Researchers have been looking into pharmacological chaperones or pharmacoperones for a number of years. It was hoped that they might treat diseases brought about by genetic mutations that cause otherwise functional proteins to become misfolded or misrouted.
As pharmacoperone molecules are highly selective, they can potentially target mutant proteins, including G-protein coupled receptors (GCPRs), which ordinarily transmit signals in and out of cells, but due to misfolding become trapped inside the cell. Pharmacoperones can bind and act as templates for GCPRs so that they fold properly and guide them to the cell surface where they are required to function properly. But until now, it had not been demonstrated in an animal model.

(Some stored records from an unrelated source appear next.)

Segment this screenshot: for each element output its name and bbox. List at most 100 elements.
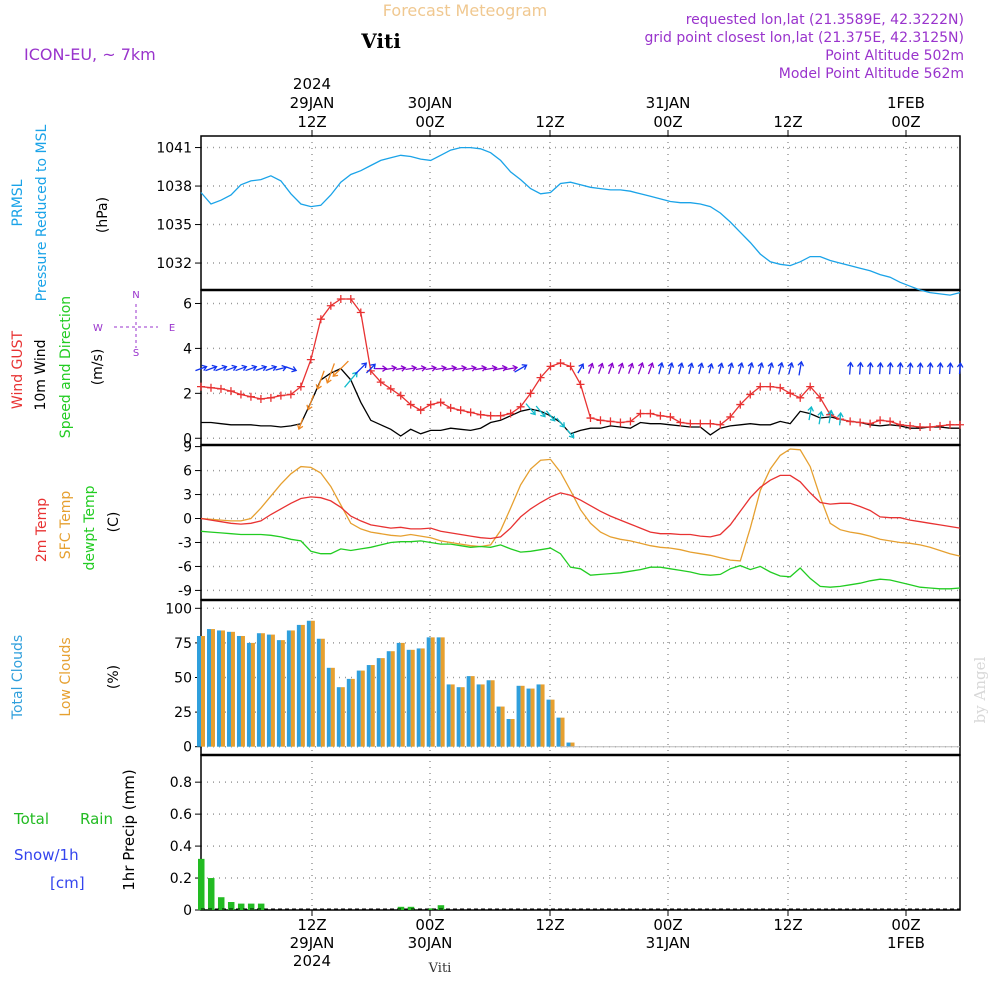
wind-arrow <box>265 364 278 372</box>
gust-marker <box>926 423 935 432</box>
gust-marker <box>876 416 885 425</box>
gust-marker <box>246 392 255 401</box>
gust-marker <box>696 419 705 428</box>
legend-rain: Rain <box>80 810 113 828</box>
low-cloud-bar <box>300 624 305 747</box>
low-cloud-bar <box>220 630 225 747</box>
gust-marker <box>446 403 455 412</box>
wind-arrow <box>475 365 488 372</box>
total-cloud-bar <box>456 687 461 747</box>
gust-marker <box>536 373 545 382</box>
time-label-bottom: 31JAN <box>646 934 691 952</box>
low-cloud-bar <box>410 649 415 747</box>
wind-arrow <box>354 362 368 375</box>
wind-arrow <box>946 362 954 375</box>
wind-arrow <box>787 361 795 375</box>
low-cloud-bar <box>400 642 405 747</box>
wind-arrow <box>697 362 705 375</box>
low-cloud-bar <box>310 620 315 747</box>
time-label-top: 2024 <box>293 75 331 93</box>
low-cloud-bar <box>280 640 285 747</box>
total-cloud-bar <box>236 635 241 747</box>
wind-arrow <box>525 403 536 416</box>
wind-arrow <box>255 364 268 372</box>
rain-bar <box>247 903 255 910</box>
low-cloud-bar <box>520 685 525 747</box>
low-cloud-bar <box>450 684 455 747</box>
gust-marker <box>676 418 685 427</box>
time-label-top: 31JAN <box>646 94 691 112</box>
wind-arrow <box>797 360 805 376</box>
total-cloud-bar <box>446 684 451 747</box>
compass-w: W <box>93 323 103 334</box>
time-label-top: 29JAN <box>290 94 335 112</box>
total-cloud-bar <box>556 717 561 747</box>
low-cloud-bar <box>490 680 495 747</box>
gust-marker <box>786 389 795 398</box>
y-tick-label: 75 <box>174 636 192 652</box>
gust-marker <box>466 408 475 417</box>
gust-marker <box>846 417 855 426</box>
low-cloud-bar <box>510 719 515 747</box>
total-cloud-bar <box>396 642 401 747</box>
gust-marker <box>436 398 445 407</box>
gust-marker <box>376 378 385 387</box>
low-cloud-bar <box>380 658 385 747</box>
pressure-line <box>200 146 961 296</box>
gust-marker <box>886 417 895 426</box>
time-label-top: 00Z <box>891 113 920 131</box>
wind-arrow <box>435 365 447 372</box>
time-label-bottom: 12Z <box>773 916 802 934</box>
y-tick-label: 1032 <box>156 256 192 272</box>
y-tick-label: 9 <box>183 440 192 456</box>
total-cloud-bar <box>546 699 551 747</box>
wind-arrow <box>607 362 615 375</box>
rain-bar <box>407 906 415 910</box>
low-cloud-bar <box>540 684 545 747</box>
wind-arrow <box>306 394 315 411</box>
time-label-top: 30JAN <box>408 94 453 112</box>
wind-arrow <box>405 365 418 372</box>
wind-arrow <box>807 405 815 421</box>
panel-frame <box>200 135 961 291</box>
gust-marker <box>526 389 535 398</box>
legend-total: Total <box>13 810 49 828</box>
time-label-top: 12Z <box>773 113 802 131</box>
pressure-axis-title: PRMSL <box>10 179 26 226</box>
y-tick-label: 2 <box>183 386 192 402</box>
time-label-bottom: 30JAN <box>408 934 453 952</box>
wind-arrow <box>597 362 605 374</box>
wind-arrow <box>514 364 528 373</box>
wind-arrow <box>737 362 745 375</box>
gust-marker <box>206 383 215 392</box>
total-cloud-bar <box>476 684 481 747</box>
wind-arrow <box>817 410 824 425</box>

'This is a new approach to therapeutics; in the past drugs have been developed based on activation or inhibition of targets – receptors, enzymes or ion channels,' says P Michael Conn, at Texas Tech University Health Sciences Center, US, who participated in the research. 'Now we are controlling the access to the target and recognising that many mutants are functional, but misrouted and can be returned to function, reversing the course of the disease.'
The team bred male mice to have a misfolded form of the gonadotropin releasing hormone (GnRH) cell surface receptor, which is associated with a human disease called hypogonadotrophic hypogonadism, which causes infertility in humans. A small molecule pharmacoperone drug for the GnRH receptor was then administered, which acted as a folding template that corrected the receptor. Once fixed, the receptor passed the cell’s quality control system and reached the cell surface, restoring sperm production.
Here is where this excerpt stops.